Unfortunately, I tired out, so Bella and I left early. It was only 9:30 when we got home. I was tired, but I wasn't necessarily sleepy.
"That was a great wedding," Bella said as we changed clothes. "I hope ours is just as nice," she added, taking off her dress.
"It will be because you'll be the most beautiful bride ever," I replied, kissing her as I took off my shirt. Our kiss became more passionate, and I knew exactly what I wanted.
I slid my hands down Bella's back and unhooked her bra. I then slid the straps off her shoulders and watched as it fell to the ground. I continued to kiss her, but my hands stayed on her breasts giving them plenty of attention. Bella arched her back into me, and her soft breasts felt wonderful against my bare chest. The feeling sent electric sparks through my body. I wanted more of her, but I couldn't do it standing up. Somehow I dragged us to the bed and settled myself between her legs. Bella's moans of pleasure made me rock hard, and I wanted her even more.

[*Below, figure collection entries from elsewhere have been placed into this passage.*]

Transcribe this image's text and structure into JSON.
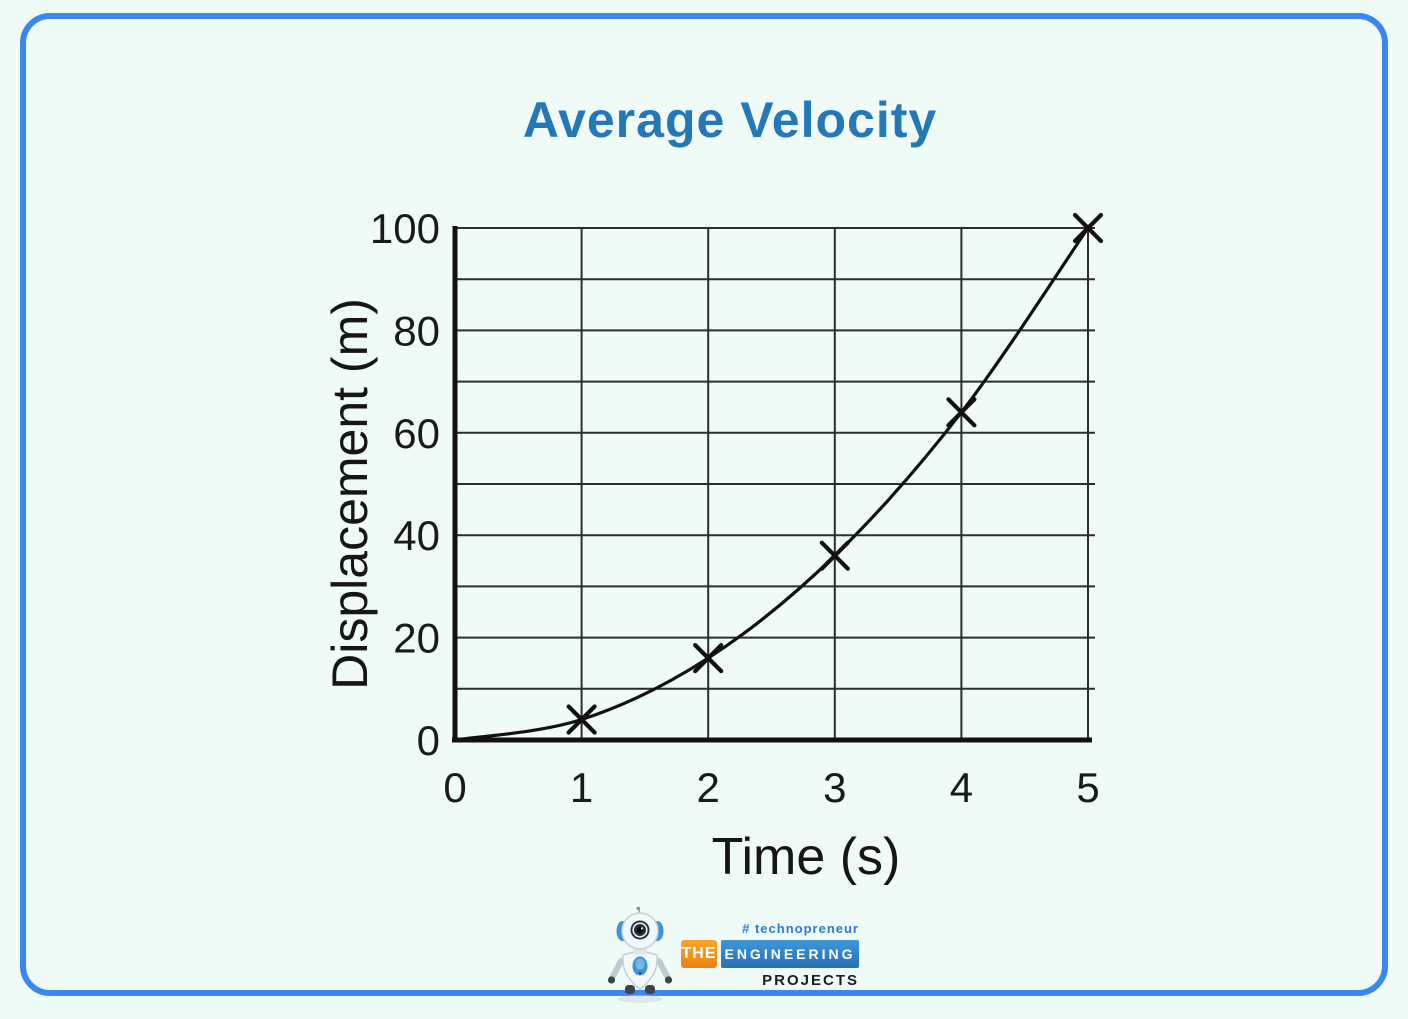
{
  "page": {
    "background_color": "#f0faf7",
    "border_color": "#3c86f1"
  },
  "chart_data": {
    "type": "line",
    "title": "Average Velocity",
    "title_color": "#2478b8",
    "xlabel": "Time (s)",
    "ylabel": "Displacement (m)",
    "x": [
      0,
      1,
      2,
      3,
      4,
      5
    ],
    "y": [
      0,
      4,
      16,
      36,
      64,
      100
    ],
    "marked_points": {
      "x": [
        1,
        2,
        3,
        4,
        5
      ],
      "y": [
        4,
        16,
        36,
        64,
        100
      ]
    },
    "xlim": [
      0,
      5
    ],
    "ylim": [
      0,
      100
    ],
    "xticks": [
      0,
      1,
      2,
      3,
      4,
      5
    ],
    "yticks": [
      0,
      20,
      40,
      60,
      80,
      100
    ],
    "x_grid_step": 1,
    "y_grid_step": 10,
    "grid": true,
    "legend": false,
    "marker": "x",
    "line_color": "#111111",
    "grid_color": "#2d2d2d",
    "axis_color": "#111111",
    "tick_color": "#1a1a1a"
  },
  "footer_logo": {
    "tagline": "# technopreneur",
    "brand_the": "THE",
    "brand_engineering": "ENGINEERING",
    "brand_projects": "PROJECTS",
    "robot_icon": "robot-mascot"
  }
}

Usually Bella took the lead when we made love after the stroke because it was hard for me to do so physically. Not tonight though. I was in charge. I removed her panties and lowered my head between her legs. "God, Bella, you're already wet for me." I took my time kissing, licking, and nipping.
Bella was writhing underneath me. "Edward, please," she panted.
"Please what?" I asked her, even though I knew exactly what she wanted.
"I need you," she said.
I sat up and began taking my pants off. I was going too fast, though, and my left hand didn't want to cooperate.
"Arrrgh!" I growled as I tried to undress.
Bella let out a small giggle, and I had to laugh as well. Thankfully she helped me get naked very quickly.
Finally I was on top of my beautiful Bella, ready to be inside of her. "Edward," she said, "are you OK with this? Are you OK with being on top?"
I showed her how OK I was by entering her in one quick motion, which caused her to gasp. I soon found my rhythm as I kissed Bella everywhere I could, down her neck, her collarbone, her breasts. I told her over and over how much I loved her. My efforts were rewarded with lots of moaning on Bella's part.
"Come on, Bella, s-scream my name," I urged her. I could definitely feel her desire, but I wanted to hear it as well. For the first time since my stroke, I was in control. I was the one giving her pleasure. I needed to hear how it made her feel.
"Edward," she whimpered.
"I c-can't hold on much longer," I said. "Come on, Bella. Come with me."
Bella's walls clenched around me, and she screamed out in pleasure. That was all I needed to send me over the edge. I could barely hold myself up as I rode out my orgasm. I screamed out as well. I couldn't believe how great it felt to pull Bella's body to mine, to be in control of our love making.
I was absolutely exhausted as I pulled out of Bella and lay down next to her. I was so tired, and my left leg hurt, but it was all worth it.
"Are you all right?" Bella asked me as I tried to get comfortable.
I nodded. "I'm fine. My leg hurts, but I'll be OK."
"Let me get you something," Bella said, but I stopped her before she could get up.
"Don't you dare get out of this bed," I told her. "The only thing that will make me feel better is you lying next to me. I love you, Bella."
"I love you too," she replied. "You're amazing. Now get some sleep," she added, kissing me sweetly on the lips.
I pulled Bella close to me and inhaled her sweet scent. As I drifted off to sleep, I thought about what had just happened. I had been able to make love to Bella like a real man. I had my ups and downs over the last few months, and now I finally felt like things were up and staying up. I felt good. I felt whole. I felt like the luckiest man in the world.